Olga’s made herself quite at home, joking with Harry and fending off Celia suggesting that SURELY there might be another wine delivery person closer to wherever they are? Harry thinks it’s very apropos that Celia is playing a medium in Blythe Spirit; this very home they’re in is haunted! By Matthew Normington who used to clip corners of coins until caught and hanged for murder and stuff. William wants to know exactly WHERE Matthew Normington’s ghost has been seen and Caroline, who’s been indicating madly behind William’s back finally comes out with it. “Don’t start putting lurid ideas into gullible, into people’s heads!”
Harry is convinced to continue, poor old Matthew’s ghost is told to be seen with his face pressed up against a downstairs window just before a death…power goes out!
The next morning, Caroline wakes up Olga up, time to go! She’ll make breakfast, just GO. In the parking lot, Olga lays it out for Caroline: you’re a really easy person to like in the beginning, then it becomes like: hard work and I NEVER. Git! Caroline admits it, she’s not the first to say it and she won’t be the last. See ya
William’s straight at Caroline when she gets back inside; why is there no heat? Why didn’t she get the boiler fixed before they moved in? Is that Olga still here? He was only being polite when he called her interesting, Caroline calls her “an ill-advised foray into…god knows.” She defends Olga, there is more to her than meets the eye! She’s less serious than Caroline, anyway.

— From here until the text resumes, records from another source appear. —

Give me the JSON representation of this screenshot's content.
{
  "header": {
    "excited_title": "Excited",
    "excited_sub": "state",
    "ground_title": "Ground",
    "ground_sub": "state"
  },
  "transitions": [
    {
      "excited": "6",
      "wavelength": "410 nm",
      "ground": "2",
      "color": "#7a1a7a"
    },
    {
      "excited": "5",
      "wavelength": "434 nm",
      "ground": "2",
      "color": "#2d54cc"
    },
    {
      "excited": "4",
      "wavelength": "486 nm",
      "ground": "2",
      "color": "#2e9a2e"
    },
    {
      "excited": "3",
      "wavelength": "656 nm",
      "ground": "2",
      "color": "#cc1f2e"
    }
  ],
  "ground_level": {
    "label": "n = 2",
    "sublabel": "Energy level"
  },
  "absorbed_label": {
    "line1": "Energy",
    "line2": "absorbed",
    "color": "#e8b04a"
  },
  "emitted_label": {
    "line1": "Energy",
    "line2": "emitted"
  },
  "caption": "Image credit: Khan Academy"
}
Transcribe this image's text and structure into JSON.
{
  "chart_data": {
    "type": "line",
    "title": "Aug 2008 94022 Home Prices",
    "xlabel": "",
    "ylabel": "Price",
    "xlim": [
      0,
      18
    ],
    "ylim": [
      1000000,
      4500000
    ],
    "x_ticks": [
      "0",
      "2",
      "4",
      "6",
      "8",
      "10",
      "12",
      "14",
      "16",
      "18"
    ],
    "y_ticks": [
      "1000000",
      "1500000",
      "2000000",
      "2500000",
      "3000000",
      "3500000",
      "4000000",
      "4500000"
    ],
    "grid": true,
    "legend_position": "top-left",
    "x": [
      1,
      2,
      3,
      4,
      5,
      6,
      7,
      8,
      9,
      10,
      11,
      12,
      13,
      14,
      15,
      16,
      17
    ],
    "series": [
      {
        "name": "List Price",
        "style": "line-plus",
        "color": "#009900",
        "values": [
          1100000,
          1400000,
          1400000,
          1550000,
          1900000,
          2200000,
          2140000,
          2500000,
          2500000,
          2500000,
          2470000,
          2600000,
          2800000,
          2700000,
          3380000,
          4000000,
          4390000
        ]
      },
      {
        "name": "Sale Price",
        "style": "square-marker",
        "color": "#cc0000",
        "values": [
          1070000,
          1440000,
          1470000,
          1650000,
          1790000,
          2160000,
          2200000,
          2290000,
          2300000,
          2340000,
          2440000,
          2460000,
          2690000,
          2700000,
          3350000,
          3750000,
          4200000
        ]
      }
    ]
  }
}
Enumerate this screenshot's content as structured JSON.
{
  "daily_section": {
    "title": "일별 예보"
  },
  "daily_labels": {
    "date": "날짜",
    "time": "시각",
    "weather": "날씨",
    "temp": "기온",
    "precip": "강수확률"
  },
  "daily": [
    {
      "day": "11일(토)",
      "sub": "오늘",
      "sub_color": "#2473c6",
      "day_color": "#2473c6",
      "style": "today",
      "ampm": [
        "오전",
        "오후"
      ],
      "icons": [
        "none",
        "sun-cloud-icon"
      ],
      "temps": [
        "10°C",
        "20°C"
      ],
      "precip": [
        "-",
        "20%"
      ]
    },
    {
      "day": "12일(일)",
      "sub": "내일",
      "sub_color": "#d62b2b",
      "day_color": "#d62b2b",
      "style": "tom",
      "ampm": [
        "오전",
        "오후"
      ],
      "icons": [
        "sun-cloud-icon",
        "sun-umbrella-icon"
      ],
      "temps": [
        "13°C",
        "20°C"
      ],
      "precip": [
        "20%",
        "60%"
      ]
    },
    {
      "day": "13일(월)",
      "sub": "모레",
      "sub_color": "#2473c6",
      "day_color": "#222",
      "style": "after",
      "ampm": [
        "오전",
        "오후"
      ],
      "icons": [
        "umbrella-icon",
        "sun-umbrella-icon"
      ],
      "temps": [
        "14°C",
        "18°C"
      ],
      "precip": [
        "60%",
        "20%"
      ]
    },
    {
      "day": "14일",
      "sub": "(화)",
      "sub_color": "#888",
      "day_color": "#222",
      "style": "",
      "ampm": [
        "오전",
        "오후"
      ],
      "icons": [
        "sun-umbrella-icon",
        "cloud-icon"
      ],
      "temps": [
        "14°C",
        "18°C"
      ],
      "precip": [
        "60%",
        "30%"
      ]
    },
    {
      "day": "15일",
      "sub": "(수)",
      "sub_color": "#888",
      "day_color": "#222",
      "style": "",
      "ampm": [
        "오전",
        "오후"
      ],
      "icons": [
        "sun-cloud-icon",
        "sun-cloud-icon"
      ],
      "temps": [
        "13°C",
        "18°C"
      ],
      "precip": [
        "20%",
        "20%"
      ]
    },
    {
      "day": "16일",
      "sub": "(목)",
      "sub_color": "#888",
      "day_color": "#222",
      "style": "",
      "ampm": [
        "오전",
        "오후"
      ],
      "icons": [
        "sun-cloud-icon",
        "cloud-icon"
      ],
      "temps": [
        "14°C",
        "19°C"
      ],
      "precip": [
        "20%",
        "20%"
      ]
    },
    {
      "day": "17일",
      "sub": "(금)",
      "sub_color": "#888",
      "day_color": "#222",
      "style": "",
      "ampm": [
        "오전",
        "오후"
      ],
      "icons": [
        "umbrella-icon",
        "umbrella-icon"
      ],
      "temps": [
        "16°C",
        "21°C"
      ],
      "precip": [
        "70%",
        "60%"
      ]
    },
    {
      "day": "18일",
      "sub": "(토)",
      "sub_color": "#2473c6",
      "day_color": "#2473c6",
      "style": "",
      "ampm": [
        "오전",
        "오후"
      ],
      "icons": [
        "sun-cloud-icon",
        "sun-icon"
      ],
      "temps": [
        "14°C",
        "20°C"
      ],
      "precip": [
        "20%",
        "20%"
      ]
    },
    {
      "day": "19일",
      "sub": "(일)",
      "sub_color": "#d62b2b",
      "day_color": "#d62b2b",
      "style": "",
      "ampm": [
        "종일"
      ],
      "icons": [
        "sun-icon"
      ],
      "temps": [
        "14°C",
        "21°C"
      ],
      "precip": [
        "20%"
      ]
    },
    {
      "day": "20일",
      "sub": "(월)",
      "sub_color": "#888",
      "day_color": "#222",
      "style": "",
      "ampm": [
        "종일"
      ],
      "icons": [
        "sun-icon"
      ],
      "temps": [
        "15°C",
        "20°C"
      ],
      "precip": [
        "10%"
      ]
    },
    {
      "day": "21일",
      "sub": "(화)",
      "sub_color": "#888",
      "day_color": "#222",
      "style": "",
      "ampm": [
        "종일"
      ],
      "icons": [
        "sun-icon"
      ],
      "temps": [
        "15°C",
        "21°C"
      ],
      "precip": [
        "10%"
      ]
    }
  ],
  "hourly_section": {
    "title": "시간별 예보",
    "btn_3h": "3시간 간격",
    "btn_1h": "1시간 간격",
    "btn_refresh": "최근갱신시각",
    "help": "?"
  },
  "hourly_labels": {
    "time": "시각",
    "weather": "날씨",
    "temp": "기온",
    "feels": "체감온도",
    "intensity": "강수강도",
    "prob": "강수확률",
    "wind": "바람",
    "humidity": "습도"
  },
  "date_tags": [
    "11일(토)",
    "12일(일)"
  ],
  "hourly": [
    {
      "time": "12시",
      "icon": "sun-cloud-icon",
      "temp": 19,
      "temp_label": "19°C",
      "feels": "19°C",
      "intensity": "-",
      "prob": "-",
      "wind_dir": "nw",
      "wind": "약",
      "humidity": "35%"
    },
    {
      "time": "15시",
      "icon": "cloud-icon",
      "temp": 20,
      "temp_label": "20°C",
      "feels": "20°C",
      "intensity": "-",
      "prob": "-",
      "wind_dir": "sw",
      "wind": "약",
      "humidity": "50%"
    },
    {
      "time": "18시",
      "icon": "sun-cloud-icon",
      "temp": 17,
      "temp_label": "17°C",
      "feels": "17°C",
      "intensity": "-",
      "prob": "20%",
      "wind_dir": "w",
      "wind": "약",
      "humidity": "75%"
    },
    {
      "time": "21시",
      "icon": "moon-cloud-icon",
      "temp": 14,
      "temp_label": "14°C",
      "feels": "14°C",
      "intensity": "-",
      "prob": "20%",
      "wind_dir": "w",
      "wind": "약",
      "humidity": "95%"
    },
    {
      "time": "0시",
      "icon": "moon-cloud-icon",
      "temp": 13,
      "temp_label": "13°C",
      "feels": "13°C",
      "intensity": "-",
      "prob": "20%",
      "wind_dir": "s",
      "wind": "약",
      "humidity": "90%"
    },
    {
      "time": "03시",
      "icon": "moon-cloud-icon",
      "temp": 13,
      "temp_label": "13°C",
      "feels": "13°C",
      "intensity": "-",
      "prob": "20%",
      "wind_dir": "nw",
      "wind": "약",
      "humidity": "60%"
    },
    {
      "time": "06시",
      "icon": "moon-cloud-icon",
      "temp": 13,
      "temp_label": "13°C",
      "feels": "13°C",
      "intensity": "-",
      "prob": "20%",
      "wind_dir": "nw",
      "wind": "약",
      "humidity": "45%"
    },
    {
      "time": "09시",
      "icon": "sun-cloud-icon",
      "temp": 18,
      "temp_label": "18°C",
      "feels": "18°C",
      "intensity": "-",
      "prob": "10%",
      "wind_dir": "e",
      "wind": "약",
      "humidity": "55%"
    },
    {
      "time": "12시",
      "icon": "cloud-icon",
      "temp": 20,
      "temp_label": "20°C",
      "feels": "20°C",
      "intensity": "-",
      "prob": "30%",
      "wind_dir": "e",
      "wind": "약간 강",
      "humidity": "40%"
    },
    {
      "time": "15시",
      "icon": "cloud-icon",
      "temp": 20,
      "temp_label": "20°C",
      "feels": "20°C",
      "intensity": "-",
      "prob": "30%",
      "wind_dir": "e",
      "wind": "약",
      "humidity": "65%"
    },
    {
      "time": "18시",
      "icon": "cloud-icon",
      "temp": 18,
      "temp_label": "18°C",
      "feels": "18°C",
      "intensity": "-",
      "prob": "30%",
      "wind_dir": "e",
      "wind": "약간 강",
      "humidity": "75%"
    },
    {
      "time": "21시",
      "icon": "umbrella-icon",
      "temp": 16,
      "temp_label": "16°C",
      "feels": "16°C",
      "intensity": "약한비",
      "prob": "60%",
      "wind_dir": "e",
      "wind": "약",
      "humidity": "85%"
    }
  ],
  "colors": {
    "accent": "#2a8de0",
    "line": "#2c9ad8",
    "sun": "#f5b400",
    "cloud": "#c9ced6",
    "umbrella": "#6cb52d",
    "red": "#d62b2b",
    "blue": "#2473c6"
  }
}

William thought she loved it at Sulgrave Heath, and this big move: aren’t you not supposed to make any huge decisions until a year after bereavement? It’s only just been over a year, and she is very much still bereaved. Why didn’t he say anything then? He just always assumed she knew what she was doing. Ah Caroline, the curse of the strong, people never help you.
Alan’s popped into town for some Christmas shopping and a pint with Harry when Celia rings: Gerald’s had a heart attack! Now I’m pretty sure she said his part is that of an athletic 40 year old; she said Alan would do it! Come on down! He can’t start learning lines at his age! (heh!) If he doesn’t, they might have to cancel the show and it’s already sold out! He takes the plunge, all right, he’ll do it! All he has to lose is his dignity and self-respect (thanks Harry!). The crew asks, to make sure: Alan has acted before, right? Oh of course lies Celia! And we’re oot
It was so lovely to see everyone again, I am a wee bit sad to see that our glorious Caroline is still miserable and carrying around the millstone of her nightmare of a mother, who truly does have a good heart. I’m sure. Somewhere in there.
I don’t know what to think of Gillian and her ghost stories, is this her way of working up to telling Robbie about Eddie? What will he do if she does? He’s off the force now (awfully young to be retired, isn’t he?), do you think his view on “murder is murder” has softened at all? I think Nicola Walker looks FANTASTIC, by the by.
I noticed a little more of the strong personality holding the rest of the group hostage this time; Celia, Gillian, but not Caroline. She’s always in the back, tending to all the high-strung and taking it in the neck. Not literally like Robbie, though, thank goodness he’s okay. I always liked Robbie, I think Gillian’s guilt is bringing things to a head.